The purpose of the technology isn't to spew coherently sounding paragraphs, but to solve problems by driving deterministic processes. Anyways, this is a longer discussion.

https://hachyderm.io/@budududuroiu/116118511129253785

Bogdan Buduroiu (@[email protected])

Sources: - https://www.nature.com/articles/s41586-021-04086-x - https://www.nature.com/articles/s41586-023-06004-9 - https://www.nature.com/articles/s41586-022-05172-4 - https://www.nature.com/articles/s41586-025-08628-5

Hachyderm.io

Show thread

Nelson Lopez 16h ago

@budududuroiu

Benefits like which? Only one of those publications even mentions LLMs and it is for a very specific usecase.

Most of what I've seen in the science world, when it comes to the specific usecase of LLMs, has been a series of unfortunate moments on which several recent science papers were entirely hallucinated by LLMs.

It seems like this technology just is not worth it, at least not right now, as it has led to much more pain than it has led to an actual advancement in the way people interact with information and research topics, being primarily usable as a form of cheap, junk food-esque content which is hard to verify, hard to discern from regular human-made content, and produced by a system which is inherently not good at being accurate.
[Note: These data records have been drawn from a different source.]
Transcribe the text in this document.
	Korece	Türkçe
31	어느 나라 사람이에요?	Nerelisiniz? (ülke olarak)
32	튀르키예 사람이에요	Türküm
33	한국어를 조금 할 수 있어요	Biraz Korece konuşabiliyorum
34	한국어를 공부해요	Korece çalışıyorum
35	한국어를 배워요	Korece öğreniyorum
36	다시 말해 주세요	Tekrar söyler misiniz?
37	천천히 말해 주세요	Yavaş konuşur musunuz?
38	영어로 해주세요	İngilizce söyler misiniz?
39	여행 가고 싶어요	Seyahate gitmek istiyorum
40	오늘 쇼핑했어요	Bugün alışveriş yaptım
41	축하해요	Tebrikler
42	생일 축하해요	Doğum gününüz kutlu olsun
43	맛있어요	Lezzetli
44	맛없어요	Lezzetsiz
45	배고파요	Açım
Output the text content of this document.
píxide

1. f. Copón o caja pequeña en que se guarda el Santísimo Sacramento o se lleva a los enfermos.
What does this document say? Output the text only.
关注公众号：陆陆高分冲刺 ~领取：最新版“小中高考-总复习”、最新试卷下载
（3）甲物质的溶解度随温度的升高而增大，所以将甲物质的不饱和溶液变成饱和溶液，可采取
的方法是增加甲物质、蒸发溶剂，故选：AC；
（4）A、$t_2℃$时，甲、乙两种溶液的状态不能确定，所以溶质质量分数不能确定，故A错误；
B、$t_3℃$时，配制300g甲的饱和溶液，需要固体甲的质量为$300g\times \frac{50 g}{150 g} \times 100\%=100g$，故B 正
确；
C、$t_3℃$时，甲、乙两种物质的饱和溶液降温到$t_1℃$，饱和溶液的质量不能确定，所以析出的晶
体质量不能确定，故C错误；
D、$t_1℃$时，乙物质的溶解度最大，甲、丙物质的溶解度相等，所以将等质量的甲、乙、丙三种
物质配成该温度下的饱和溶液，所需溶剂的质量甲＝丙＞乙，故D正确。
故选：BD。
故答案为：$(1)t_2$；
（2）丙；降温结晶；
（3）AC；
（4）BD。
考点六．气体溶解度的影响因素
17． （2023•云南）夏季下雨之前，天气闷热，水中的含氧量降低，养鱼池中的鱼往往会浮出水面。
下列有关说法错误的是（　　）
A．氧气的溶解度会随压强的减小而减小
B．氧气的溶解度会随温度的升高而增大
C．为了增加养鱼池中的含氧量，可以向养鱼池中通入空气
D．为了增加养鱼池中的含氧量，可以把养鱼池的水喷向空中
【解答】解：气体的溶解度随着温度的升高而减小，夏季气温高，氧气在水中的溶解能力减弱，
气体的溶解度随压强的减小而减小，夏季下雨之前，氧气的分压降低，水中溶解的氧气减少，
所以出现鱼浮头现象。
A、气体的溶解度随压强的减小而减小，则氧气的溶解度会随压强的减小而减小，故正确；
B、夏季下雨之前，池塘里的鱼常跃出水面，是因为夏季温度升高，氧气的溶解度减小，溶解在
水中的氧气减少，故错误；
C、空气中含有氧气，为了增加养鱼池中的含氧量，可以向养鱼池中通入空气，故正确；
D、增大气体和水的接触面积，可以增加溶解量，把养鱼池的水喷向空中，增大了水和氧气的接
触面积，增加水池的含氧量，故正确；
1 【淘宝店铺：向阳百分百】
I really do not have the energy to continue this conversation, but you do seem like the type to throw links pointing at the vague idea of progress and science, without actually understanding the actual social, economic and structural problems with the technology at hand. Doesn't matter if the nuclear bomb is made with "ethically sourced plutonium" instead of crushed up kittens, if you're going to use it primarily for worsening, and possibly ending, people's lives.

Artificial intelligence research has a slop problem, academics say: ‘It’s a mess’

AI research in question as author claims to have written over 100 papers on AI that one expert calls a ‘disaster’

The Guardian

Show thread

Bogdan Buduroiu 15h ago

@nelson You're conflating what I'm talking about with papers written by AI, anyways, I thought you were genuinely curious, my mistake I guess. Have a good one.

Show thread

Nelson Lopez 15h ago

@budududuroiu i was, 8 years ago when I used BlenderBot on Google Collab, not anymore.